I'm rediscovering it myself. The switch to macosx in jdk8 was phased: hotspot first, then jdk. Before jdk was updated for macosx, builds were basically broken.
For the moment, you can follow the mlvm instructions, which will cause you to get snapshots of Michael's work (as macosx-7113349.patch), and these will make a jdk8 repo able to build macosx. When Michael's work promotes, I'll remove those patches from mlvm, and things will get a lot (a lot!) more stable on macosx.
Adding a new platform to OpenJDK is not trivial. I'm glad the teething pains have been as light as they have been. (But the adventure's not over yet, is it?)
Like everybody, I have a messy hairy build script (derived from those which have been posted). The changes I have had to make recently include:
1. Upgrade to Lion; download Xcode; install the command line tools.
2. Set LP64=1. (Avoid 32-bit builds, at least for now.)
3. Add Michael's patches to jdk. (Crucial!)
4. Set ALT_BOOTDIR to a download of OpenJDK 7 preview on macosx: http://jdk7.java.net/macportpreview/
5. Remove ALT_FREETYPE_* settings from the build script.
6. Find the compilers using xcrun: CC=$( xcrun -find gcc ); CXX=$( xcrun -find g++ )
7. Set OPENJDK=true for luck. (Not sure if this is necessary.)
To do this, I chose to upgrade to Lion and ditch 32-bit, rather than experiment with alternatives. Yes, I wimped out, and that doesn't help customers who want to run 32-bit systems or Snowleopard.
N.B. The Lion upgrade was pretty scary, because I got the notorious "install hangs forever" failure mode. Time Machine saved my bacon, by allowing me to regress back to my Snowleopard image, run disk repair, and try again. My advice: Do not upgrade to Lion without a full backup, and without running the Disk Utility's repair function.

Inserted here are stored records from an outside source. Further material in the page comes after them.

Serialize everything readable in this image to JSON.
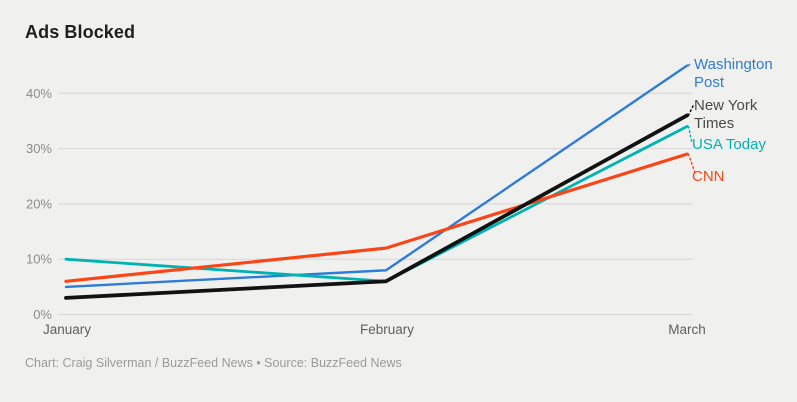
{
  "header": {
    "title": "Ads Blocked"
  },
  "chart_data": {
    "type": "line",
    "title": "Ads Blocked",
    "categories": [
      "January",
      "February",
      "March"
    ],
    "series": [
      {
        "name": "Washington Post",
        "label": "Washington\nPost",
        "color": "#2e7cd6",
        "values": [
          5,
          8,
          45
        ]
      },
      {
        "name": "New York Times",
        "label": "New York\nTimes",
        "color": "#121212",
        "label_color": "#4a4a4a",
        "values": [
          3,
          6,
          36
        ]
      },
      {
        "name": "USA Today",
        "label": "USA Today",
        "color": "#00b3b3",
        "values": [
          10,
          6,
          34
        ]
      },
      {
        "name": "CNN",
        "label": "CNN",
        "color": "#fa4516",
        "values": [
          6,
          12,
          29
        ]
      }
    ],
    "ytick_values": [
      0,
      10,
      20,
      30,
      40
    ],
    "ytick_labels": [
      "0%",
      "10%",
      "20%",
      "30%",
      "40%"
    ],
    "ylim": [
      0,
      45
    ],
    "xlabel": "",
    "ylabel": "",
    "grid": "horizontal",
    "legend_position": "right-labels",
    "colors": {
      "background": "#f0f0ee",
      "gridline": "#d5d5d4",
      "tick_label": "#8c8c8c",
      "month_label": "#5f5f5f",
      "title": "#1f1f1f",
      "credit": "#9b9b9b"
    }
  },
  "footer": {
    "credit": "Chart: Craig Silverman / BuzzFeed News • Source: BuzzFeed News"
  }
}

Another bit of hard-won advice: If you are relying on Time Machine as I did, go to preferences and remove exclusions form the backup list. I had excluded my Downloads directory for obvious reasons. I found it anxiety provoking when I did an emergency reversion to Snowleopard and found all my Downloads were gone. Also, I had a folder called /Backup in which I manually stashed backups. This also was gone after the full restore; not sure why. (It didn't matter; the extra backup copies were totally redundant, again for obvious reasons.) Time Machine will restore your system to usability, and will faithfully restore stuff under /Users, but it seems to be buggy with random stuff under the file system root.